Tears came, but could not cleanse the pain parents can feel when the fragile and delicate life entrusted to us is suddenly stripped away.
"Not viable." Horrifying words to describe something so precious and wondrous as the little baby appearing on the ultrasound screen in front of us. A week later, Leslee's water broke, and our little boy was lost forever.
"Multiple, severe intellectual and physical abnormalities" The crushing weight of those words will last a lifetime. But the lessons learned that day offered a clear and compelling choice.
We could grow bitter, or better. Even in inexplicable times, we are people of faith. We had read the Psalmist's words: "You knitted me inside my mother's womb."
But we still trust the Creator who somehow seemed to allow so many stitches to be sewn out of place. Even when our throats throbbed from the well of tears run dry, we knew our God is in control.
We know that sweet little life, broken but beautiful, was set free in a heaven that is a haven for babies, both born and unborn, to run and laugh and play.
Parents are not supposed to live longer than their children. But we trust and hope that our son, Emmanuel will greet us warmly one day.
Until that day, we hope to be a comfort to others who have suffered loss; like our loss, or in ways equally or even more tragic.
Our passion for our son can be translated to compassion for others who will never know the gift of parenthood, to those who have also lost a child, and to those blessed with children of special needs, who survived the womb and have a chance - with our help - to thrive amongst us.

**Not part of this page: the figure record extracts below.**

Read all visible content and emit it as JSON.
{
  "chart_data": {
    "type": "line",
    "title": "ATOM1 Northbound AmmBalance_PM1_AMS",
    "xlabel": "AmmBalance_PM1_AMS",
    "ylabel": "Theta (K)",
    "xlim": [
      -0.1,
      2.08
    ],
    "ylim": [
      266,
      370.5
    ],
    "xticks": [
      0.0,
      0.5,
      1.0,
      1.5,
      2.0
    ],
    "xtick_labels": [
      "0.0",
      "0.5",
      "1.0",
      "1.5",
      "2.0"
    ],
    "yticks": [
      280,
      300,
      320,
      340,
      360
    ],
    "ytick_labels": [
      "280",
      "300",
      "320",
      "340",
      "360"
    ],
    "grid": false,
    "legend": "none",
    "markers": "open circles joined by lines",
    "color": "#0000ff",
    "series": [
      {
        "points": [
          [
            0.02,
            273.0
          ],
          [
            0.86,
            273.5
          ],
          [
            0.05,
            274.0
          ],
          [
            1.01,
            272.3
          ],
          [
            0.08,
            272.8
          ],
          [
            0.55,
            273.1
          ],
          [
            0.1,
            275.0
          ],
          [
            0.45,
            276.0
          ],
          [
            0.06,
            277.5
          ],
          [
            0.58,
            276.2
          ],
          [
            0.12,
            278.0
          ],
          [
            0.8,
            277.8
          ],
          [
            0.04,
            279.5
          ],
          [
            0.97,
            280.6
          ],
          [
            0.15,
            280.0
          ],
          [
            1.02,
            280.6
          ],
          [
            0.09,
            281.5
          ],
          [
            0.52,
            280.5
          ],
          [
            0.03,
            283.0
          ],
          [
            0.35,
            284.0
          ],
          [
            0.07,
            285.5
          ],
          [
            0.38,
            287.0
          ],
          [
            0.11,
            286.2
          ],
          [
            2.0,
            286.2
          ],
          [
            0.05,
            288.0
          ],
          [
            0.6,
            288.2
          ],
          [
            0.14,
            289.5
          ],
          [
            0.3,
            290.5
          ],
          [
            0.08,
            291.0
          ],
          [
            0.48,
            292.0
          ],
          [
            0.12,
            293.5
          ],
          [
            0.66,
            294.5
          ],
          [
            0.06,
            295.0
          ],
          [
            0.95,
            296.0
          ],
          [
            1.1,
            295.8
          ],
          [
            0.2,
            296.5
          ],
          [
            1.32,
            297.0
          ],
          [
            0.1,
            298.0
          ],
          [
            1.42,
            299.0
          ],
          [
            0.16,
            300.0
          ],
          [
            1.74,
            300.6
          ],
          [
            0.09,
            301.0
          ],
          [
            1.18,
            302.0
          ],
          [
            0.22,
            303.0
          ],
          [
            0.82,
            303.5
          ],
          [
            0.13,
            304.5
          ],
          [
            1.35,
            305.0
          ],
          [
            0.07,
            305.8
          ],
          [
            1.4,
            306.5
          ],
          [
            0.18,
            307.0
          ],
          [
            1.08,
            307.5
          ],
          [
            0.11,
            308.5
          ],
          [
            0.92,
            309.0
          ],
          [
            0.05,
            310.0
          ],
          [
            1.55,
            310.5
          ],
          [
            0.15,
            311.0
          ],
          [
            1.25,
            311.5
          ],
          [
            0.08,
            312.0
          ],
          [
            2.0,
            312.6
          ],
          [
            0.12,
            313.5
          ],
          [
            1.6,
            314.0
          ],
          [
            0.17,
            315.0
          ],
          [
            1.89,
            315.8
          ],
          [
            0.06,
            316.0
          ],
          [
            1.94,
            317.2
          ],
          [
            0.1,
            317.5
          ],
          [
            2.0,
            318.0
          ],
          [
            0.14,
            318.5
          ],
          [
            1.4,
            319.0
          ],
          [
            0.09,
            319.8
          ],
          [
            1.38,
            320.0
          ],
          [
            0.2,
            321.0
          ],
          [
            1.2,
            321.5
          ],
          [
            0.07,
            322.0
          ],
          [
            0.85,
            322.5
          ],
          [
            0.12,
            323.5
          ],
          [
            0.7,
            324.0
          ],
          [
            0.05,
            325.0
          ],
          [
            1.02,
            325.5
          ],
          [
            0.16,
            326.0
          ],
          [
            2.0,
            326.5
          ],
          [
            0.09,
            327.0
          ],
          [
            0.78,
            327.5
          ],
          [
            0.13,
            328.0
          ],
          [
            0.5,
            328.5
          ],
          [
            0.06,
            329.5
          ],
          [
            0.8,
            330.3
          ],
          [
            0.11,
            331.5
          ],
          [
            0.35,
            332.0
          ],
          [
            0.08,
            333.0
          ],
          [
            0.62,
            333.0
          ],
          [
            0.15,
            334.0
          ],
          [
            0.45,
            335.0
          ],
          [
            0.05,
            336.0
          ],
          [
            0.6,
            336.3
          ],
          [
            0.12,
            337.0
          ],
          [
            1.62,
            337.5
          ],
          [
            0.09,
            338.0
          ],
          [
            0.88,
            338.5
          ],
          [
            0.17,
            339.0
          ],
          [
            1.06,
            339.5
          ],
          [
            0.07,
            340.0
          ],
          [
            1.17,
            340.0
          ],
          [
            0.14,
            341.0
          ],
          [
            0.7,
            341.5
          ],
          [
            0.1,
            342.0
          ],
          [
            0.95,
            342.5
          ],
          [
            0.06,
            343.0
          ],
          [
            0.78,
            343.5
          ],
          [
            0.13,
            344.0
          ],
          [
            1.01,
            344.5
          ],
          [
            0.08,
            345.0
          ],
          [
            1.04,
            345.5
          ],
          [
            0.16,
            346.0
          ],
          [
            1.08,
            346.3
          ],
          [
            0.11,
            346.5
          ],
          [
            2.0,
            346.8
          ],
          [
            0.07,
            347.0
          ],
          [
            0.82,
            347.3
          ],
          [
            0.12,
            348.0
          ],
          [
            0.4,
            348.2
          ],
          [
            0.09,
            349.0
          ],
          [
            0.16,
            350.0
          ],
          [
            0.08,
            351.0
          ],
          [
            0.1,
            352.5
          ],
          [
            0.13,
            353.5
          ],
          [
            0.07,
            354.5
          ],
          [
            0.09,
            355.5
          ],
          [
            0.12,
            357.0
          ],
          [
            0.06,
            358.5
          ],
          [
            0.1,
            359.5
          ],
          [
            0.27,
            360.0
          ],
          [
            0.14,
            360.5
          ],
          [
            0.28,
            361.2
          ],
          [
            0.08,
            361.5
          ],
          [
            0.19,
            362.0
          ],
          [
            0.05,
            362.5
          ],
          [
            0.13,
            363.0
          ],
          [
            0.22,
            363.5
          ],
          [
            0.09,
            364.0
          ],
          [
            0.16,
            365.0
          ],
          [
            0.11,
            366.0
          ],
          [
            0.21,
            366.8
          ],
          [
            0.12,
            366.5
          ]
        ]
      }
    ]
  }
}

Enter Best Buddies, an amazing association that links people with special needs in caring friendships with the able-bodied, provides opportunities for meaningful work and increasing levels of independence.
Our son suffered from a rare diagnosis called "Trisomy 18," yet intellectual and developmental disabilities can take many forms. I'm embarrassed to admit that before four years ago, I was one who would stand in varying degrees of discomfort when someone with a disability walked by.
Best Buddies has provided us with an opportunity to embrace the beauty in everyone, to honor and celebrate the memory of our son, and to support an organization that lovingly and successfully serves millions of incredible people, and their families, with special needs.
That is why, for the past four years, we have participated in the Best Buddies Hearst Castle Challenge, a charity bike ride from Carmel to Hearst Castle, raising funds and making friends to help others like our son.
It is why this weekend I am competing in the "CEO Endurance World Championships" in Tennessee's Smoky Mountains, a three-day, six-stage endurance competition against global executives, each of us competing for our favorite non-profit.
I'm racing for Best Buddies. More precisely, I'm racing for Emmanuel, and millions of children like him around the world.
I'm still not convinced that everything happens for a reason. But we can find reasons, and strength, to help others in our lives, our communities and around the globe.
In our faith tradition, we are urged to do so: "The Father of compassion and the God of all comfort, who comforts us in all our troubles, so that we can comfort those in any trouble with the same comfort we ourselves have received from God."
Four months old should not be a lifetime. But for us, our unborn baby boy will always be an important part of our family.
Equally wonderful, our extended Best Buddies family has blessed us in ways unimaginable.
Grief may last a day, a month, a year. But the glory of helping others lasts a lifetime.
Carl Guardino is CEO of the Silicon Valley Leadership Group, an association of nearly 400 of the top companies driving Silicon Valley and America's Innovation Economy. For the past five years, Guardino has served as one of nine Gubernatorial appointees on the CA Transportation Commission. He has successfully led or co-led nine regional and statewide campaigns for improvements in transportation, affordable housing and the environment. Carl is married to Leslee Guardino, the Founder of CanyonSnow Consulting. In their spare time, they compete in Marathons and Ironman-distance Triathlons, and Carl won the "CEO Challenge" at Ironman Canada in August of 2011. Carl and Leslee are the proud parents of two young daughters, Jessica and Siena.